Science is a self-correcting process, ever in flux. Accepted hypotheses are overturned in the face of new information. The world isn’t flat after all. Disease isn’t caused by demons or wickedness. And that Hunter Island penguin? Yeah, apparently that was just a figment of our imaginations. Researchers writing in the Zoological Journal of the Linnean Society say the remains of one supposed species are in fact a “jumbled mixture” of bones from three extant species.

The bones were unearthed in the 1980s during the excavation of a prehistoric trash heap on Tasmania’s Hunter Island. Two scientists named Tets and O’Connor argued that the remains were different enough from other penguins to constitute their own genus and species, one which must have died out during the Holocene epoch. The proud potential penguin parents dubbed the apparently extinct bird Tasidyptes hunterivan, and that was that.

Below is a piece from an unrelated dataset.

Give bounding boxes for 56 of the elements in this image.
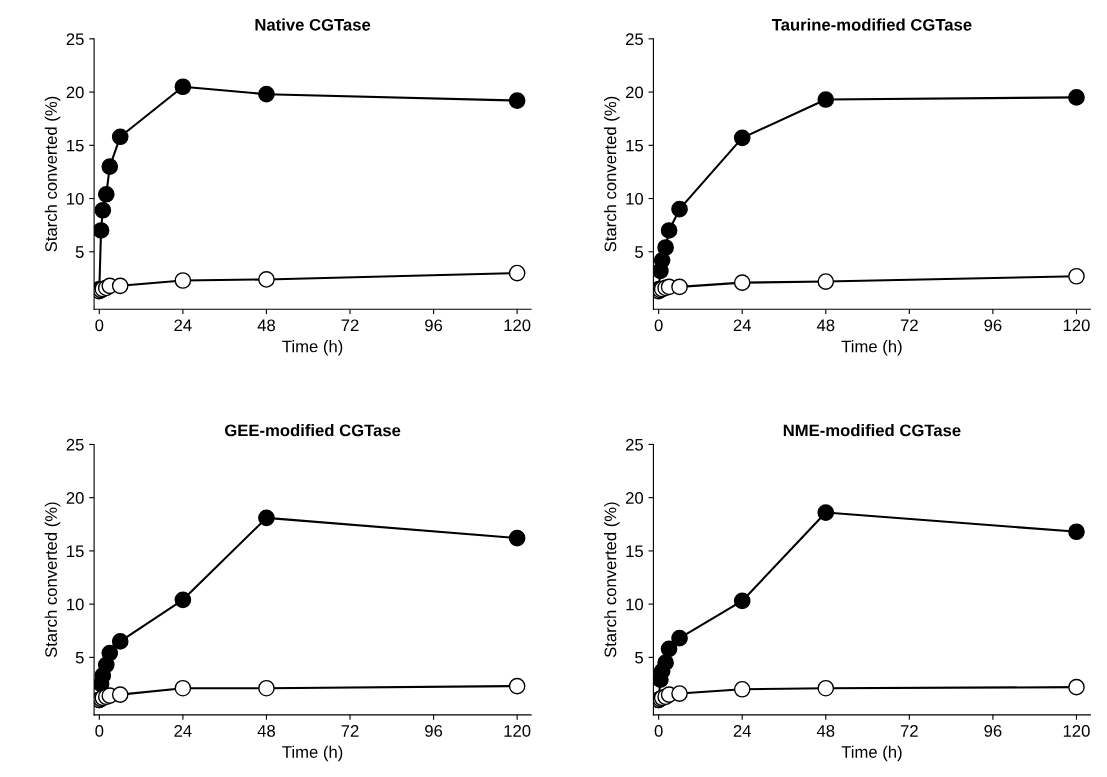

Except that this is science, where no story is ever really over. Other biologists were not satisfied with the evidence Tets and O’Connor presented. There were only four bones, and they all bore some resemblance to species that exist today. Fortunately, in 2017, we’ve got ways of making fossils talk. A research team led by Tess Cole of the University of Otago used DNA barcoding to examine the genetic code of each of the four bones.

“It was a fun and unexpected story,” Cole said in a statement, “because we show that Tasmania’s ‘extinct' penguin is not actually an extinct or unique penguin at all.”

Snares penguins dive into the water.
Snares penguins (Eudyptes robustus).
Brocken Inaglory, Wikimedia Commons // CC BY-SA 3.0

The bones were “a jumbled mixture of three living penguin species, from two genera": the Fiordland crested penguin or Tawaki (Eudyptes pachyrhynchus) and the Snares crested penguin (Eudyptes robustus), both of New Zealand, and the Australian little fairy penguin (Eudyptula novaehollandiae).

“This study shows how useful ancient DNA testing can be,” Cole said. “Not only does it help us identify new but extinct species, but it can help us rule out previously postulated species which did not exist, as in this case.”